1 Entiéndase como un conjunto de ritos y ceremonias litúrgicas con que se tributa religiosamente a lo que se considera divino o sagrado.
2 N° 6 del artículo 19 de la Constitución Política de la República.
3 Entiéndase iglesias, confesiones o instituciones religiosas.
4 Artículo 8 de la Ley de Culto.
5 Artículo 7 de la Ley de Culto.

III. CONSTITUCIÓN DE ENTIDADES RELIGIOSAS

Para efectos de obtener la personalidad jurídica de derecho público las entidades religiosas deberán solicitar su registro como tales, de conformidad a lo establecido en los artículos 10 al 12 de la Ley de Culto.

A través del Decreto N° 303, del 21 de marzo del año 2000, del Ministerio de Justicia, se estableció el reglamento para el registro de entidades religiosas de derecho público, las cuales, en primera instancia, deberán constituirse por escritura pública o instrumento privado reducido a escritura pública.

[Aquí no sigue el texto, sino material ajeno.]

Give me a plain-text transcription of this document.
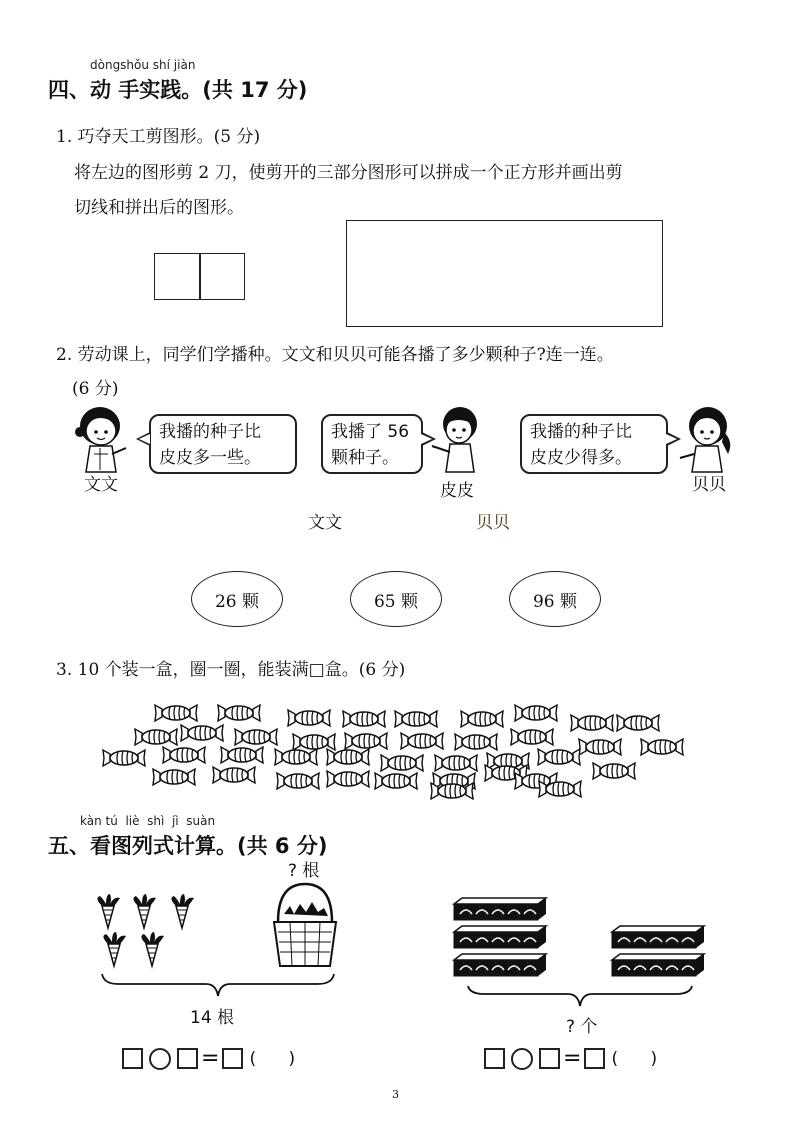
dòngshǒu shí jiàn
四、动 手实践。(共 17 分)
1. 巧夺天工剪图形。(5 分)
将左边的图形剪 2 刀，使剪开的三部分图形可以拼成一个正方形并画出剪
切线和拼出后的图形。
2. 劳动课上，同学们学播种。文文和贝贝可能各播了多少颗种子?连一连。
(6 分)
我播的种子比
皮皮多一些。
文文
我播了 56
颗种子。
皮皮
我播的种子比
皮皮少得多。
贝贝
文文	贝贝
26 颗	65 颗	96 颗
3. 10 个装一盒，圈一圈，能装满□盒。(6 分)
kàn tú  liè  shì  jì  suàn
五、看图列式计算。(共 6 分)
? 根
14 根
= (      )
? 个
= (      )
3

Dicho documento deberá ser firmado por todos los constituyentes, debidamente individualizados, y contendrá el acta de constitución, los estatutos que la regirán y la constancia de aprobación de los mismos, así como también el poder de aquella persona a quien se encarga la reducción a escritura pública del mencionado instrumento, en dicho poder también deberá constar la facultad de solicitar el registro de la misma.

La solicitud de inscripción en el Registro Público, deberá dirigirse al Ministerio de Justicia, quien deberá mantener a disposición de cualquier interesado el estado de dichas solicitudes. Dicho Ministerio no podrá denegar el registro de una entidad religiosa, teniendo un plazo de 90 días contados desde la fecha de ese acto para objetar su constitución a través de una resolución fundada; en caso de existir objeción la entidad religiosa tiene un plazo de 60 días para solucionarlas, contados desde la fecha de la resolución. No existiendo objeciones, o en caso de haber existido, cuando éstas se encuentren subsanadas, la entidad religiosa deberá publicar en el Diario Oficial un extracto del acta de su constitución y de sus modificaciones, si las hubiere, que incluya el número de registro o inscripción asignado.

El extracto que se publique deberá contener, a lo menos, lo siguiente:

i. El nombre y el domicilio principal de la entidad.

ii. Fecha y número del registro.

iii. Nombre de los constituyentes.

iv. Los elementos esenciales que la caracterizan y los fundamentos y principios en que se sustenta la fe que ella profesa.

v. Los órganos de administración, sus atribuciones y el número de miembros que los componen.

vi. Fecha de la escritura pública que contiene los estatutos y sus modificaciones si las hubiere, la indicación del nombre y domicilio del notario que la hubiera otorgado.

Con la publicación del extracto en el Diario Oficial se entenderá que se encuentra firme la inscripción de la entidad religiosa en el Registro Público, momento en el cual dicha entidad gozará de personalidad jurídica de derecho público.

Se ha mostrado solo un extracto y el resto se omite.